Wednesday, April 22, 2015
S is for Stimming
On Day 19 of the A - Z Challenge S is for Stimming
Stimming, self-stimulating behavior is very common for autistic children although non-autistic individuals may also perform these behavioral patterns.
It is believed to be a protective response to over-sensitivity to stimuli, and also a way to relieve anxiety and other emotions.
Since Michael and David were in classrooms with other autistic children, I noticed many of them had some sort of stimming behaviors.
Michael had a lot of stimming issues. He used to do this tick of moving his neck which almost looked like a seizure. He would pull up the collar of his shirt over and over and one of our friends started calling him "Drac" (Dracula). He would also stare at wheels and anything in motion and flap his hands. We kept saying he was going to fly away. He used to line his cars up from the living room to his bedroom. David used to balance a ring on his finger when he was small and watch it go back and forth. He also used to wave his finger around, faster that I ever thought was humanly possible.

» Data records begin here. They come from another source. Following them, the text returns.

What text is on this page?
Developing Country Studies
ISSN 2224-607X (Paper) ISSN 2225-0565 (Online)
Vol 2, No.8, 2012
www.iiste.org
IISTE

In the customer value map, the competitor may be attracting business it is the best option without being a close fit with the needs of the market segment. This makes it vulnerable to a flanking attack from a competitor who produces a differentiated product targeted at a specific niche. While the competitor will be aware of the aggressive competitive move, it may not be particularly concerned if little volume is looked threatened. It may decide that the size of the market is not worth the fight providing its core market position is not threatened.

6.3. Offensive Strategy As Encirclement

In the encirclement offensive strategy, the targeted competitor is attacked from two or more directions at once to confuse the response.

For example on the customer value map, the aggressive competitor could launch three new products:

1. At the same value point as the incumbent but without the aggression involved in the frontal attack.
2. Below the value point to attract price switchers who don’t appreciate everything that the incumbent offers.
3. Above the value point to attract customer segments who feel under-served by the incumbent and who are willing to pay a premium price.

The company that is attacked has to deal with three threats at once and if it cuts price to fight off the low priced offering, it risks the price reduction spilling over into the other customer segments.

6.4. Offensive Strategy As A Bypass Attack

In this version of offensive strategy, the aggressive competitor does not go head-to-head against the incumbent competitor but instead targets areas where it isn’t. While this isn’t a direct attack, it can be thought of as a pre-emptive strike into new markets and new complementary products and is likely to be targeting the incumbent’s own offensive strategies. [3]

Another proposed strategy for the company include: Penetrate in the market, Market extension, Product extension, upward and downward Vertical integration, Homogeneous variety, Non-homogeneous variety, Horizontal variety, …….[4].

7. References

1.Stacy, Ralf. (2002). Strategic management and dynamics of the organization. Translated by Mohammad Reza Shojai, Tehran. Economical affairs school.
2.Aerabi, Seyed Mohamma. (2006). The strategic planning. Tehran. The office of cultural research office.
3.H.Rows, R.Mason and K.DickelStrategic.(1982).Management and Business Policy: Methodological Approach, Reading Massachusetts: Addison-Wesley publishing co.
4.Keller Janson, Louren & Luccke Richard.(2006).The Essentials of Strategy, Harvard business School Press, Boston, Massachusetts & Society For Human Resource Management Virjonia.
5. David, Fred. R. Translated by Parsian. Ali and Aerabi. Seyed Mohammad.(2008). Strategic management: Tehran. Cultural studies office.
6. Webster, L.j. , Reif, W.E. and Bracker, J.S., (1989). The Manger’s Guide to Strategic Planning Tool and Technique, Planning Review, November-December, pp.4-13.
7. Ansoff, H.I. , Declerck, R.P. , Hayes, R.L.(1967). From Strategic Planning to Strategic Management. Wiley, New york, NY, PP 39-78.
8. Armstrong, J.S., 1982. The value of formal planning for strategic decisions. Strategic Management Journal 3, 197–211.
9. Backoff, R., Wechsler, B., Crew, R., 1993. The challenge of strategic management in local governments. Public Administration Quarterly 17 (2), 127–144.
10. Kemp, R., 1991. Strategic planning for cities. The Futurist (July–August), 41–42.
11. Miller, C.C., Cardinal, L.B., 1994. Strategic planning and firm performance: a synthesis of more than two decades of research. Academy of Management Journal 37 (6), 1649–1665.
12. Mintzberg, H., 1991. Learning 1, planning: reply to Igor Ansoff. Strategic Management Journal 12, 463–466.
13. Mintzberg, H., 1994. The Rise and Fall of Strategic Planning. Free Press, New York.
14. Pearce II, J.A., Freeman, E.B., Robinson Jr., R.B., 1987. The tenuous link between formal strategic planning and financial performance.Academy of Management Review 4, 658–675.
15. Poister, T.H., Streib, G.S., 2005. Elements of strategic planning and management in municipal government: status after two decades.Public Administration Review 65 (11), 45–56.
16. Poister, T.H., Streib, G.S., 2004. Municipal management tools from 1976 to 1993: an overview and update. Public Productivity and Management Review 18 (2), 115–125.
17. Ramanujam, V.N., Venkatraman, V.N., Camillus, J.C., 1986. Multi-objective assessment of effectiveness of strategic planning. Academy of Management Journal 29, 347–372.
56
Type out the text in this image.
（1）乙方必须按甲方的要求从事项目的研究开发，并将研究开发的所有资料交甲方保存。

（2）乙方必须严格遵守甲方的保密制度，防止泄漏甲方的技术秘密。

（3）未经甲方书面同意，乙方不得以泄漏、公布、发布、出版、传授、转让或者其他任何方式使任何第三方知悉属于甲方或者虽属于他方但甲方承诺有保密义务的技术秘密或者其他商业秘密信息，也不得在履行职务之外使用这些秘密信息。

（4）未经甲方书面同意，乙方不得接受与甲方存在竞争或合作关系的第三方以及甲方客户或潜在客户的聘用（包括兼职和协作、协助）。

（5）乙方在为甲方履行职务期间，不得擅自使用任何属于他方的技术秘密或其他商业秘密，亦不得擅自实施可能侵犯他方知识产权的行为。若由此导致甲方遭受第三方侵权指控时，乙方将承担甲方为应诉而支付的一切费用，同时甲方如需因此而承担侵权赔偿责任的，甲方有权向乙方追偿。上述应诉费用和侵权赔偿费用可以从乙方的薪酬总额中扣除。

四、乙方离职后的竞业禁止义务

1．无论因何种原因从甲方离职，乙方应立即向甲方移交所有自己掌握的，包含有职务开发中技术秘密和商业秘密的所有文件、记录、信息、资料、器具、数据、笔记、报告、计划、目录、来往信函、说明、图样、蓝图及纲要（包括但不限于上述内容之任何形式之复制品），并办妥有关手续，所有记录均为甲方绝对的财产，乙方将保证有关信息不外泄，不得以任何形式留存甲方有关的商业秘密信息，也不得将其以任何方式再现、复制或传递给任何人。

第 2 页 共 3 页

The behaviors have become less frequent as they are getting older. They both have stimming pretty well under control at school. I notice David and Michael falling back on them when they get really excited about something. If David is really excited he has this way of tapping a pencil so fast it looks like a film in fast motion. We all laugh about it, including him. From what I've read, we're not supposed to draw attention to it or tell them to stop. But we do.
Stimming behaviors in some cases can cause injury, such as head-banding and self-rubbing and scratching. In some individuals, drugs are prescribed. Thankfully, David and Michael's stimming behaviors were harmless and we have again been extremely lucky.